Vent’anni dopo quella straordinaria stagione della propria giovinezza, Gianfranco De Bosio si ispirò al suo vecchio comandante per la sua opera prima cinematografica “Il Terrorista”, un film forte, rigoroso e antiretorico che alla XXIV Mostra internazionale di arte cinematografica di Venezia nel 1963 vinse il premio della critica. Scritto e sceneggiato insieme a Luigi Squarzina e prodotto da Ermanno Olmi, il film aveva per protagonista Gian Maria Volontè, intenso interprete di “Renato”. Come ambientazione De Bosio preferì la Venezia minore, con il suo labirinto di calli e la sua plumbea luce invernale, ideale per drammatizzare le azioni di patrioti solitari o in piccoli gruppi.
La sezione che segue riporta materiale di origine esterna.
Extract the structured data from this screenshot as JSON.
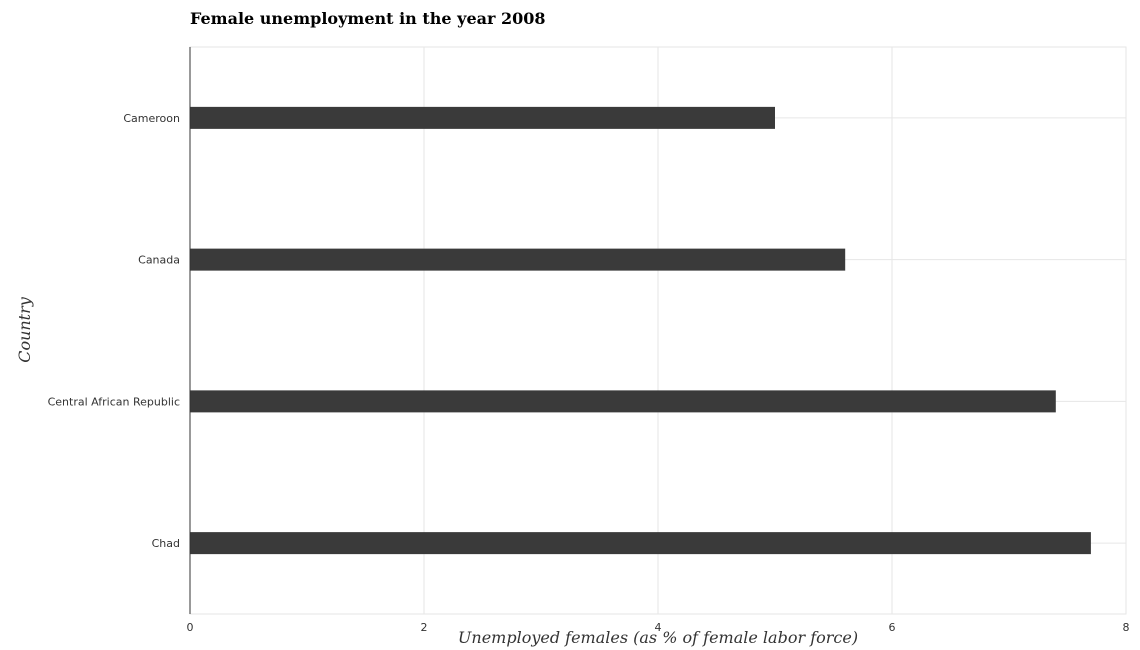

Distantissimo da una visione oleografica della Resistenza, De Bosio mise a nudo magistralmente i conflitti di coscienza dei protagonisti e le discussioni nel C.L.N. sui metodi di lotta urbana messi in atto con determinazione da “Renato”, che i nemici accusavano di terrorismo. Pose in luce anche i contrasti sul comportamento da adottare in caso di rappresaglie contro la popolazione, confrontando la fermezza del Partito d’Azione nel combattere senza tregua tedeschi e fascisti che saccheggiavano e devastavano l’Italia col tatticismo del Partito Comunista e coll’attendismo di quello Democristiano, che s’illudeva sul rapido arrivo dell’esercito angloamericano liberatore.

L’interrogativo che “Renato” si pone nel finale del film è se “dopo che tutto questo sarà finito… ci sarà di nuovo un periodo in cui la gente si lascerà addormentare, anestetizzare da un po’ di pace e di abbondanza… e magari si sarà pronti a lasciar perdere tutto un’altra volta, la libertà un’altra volta”.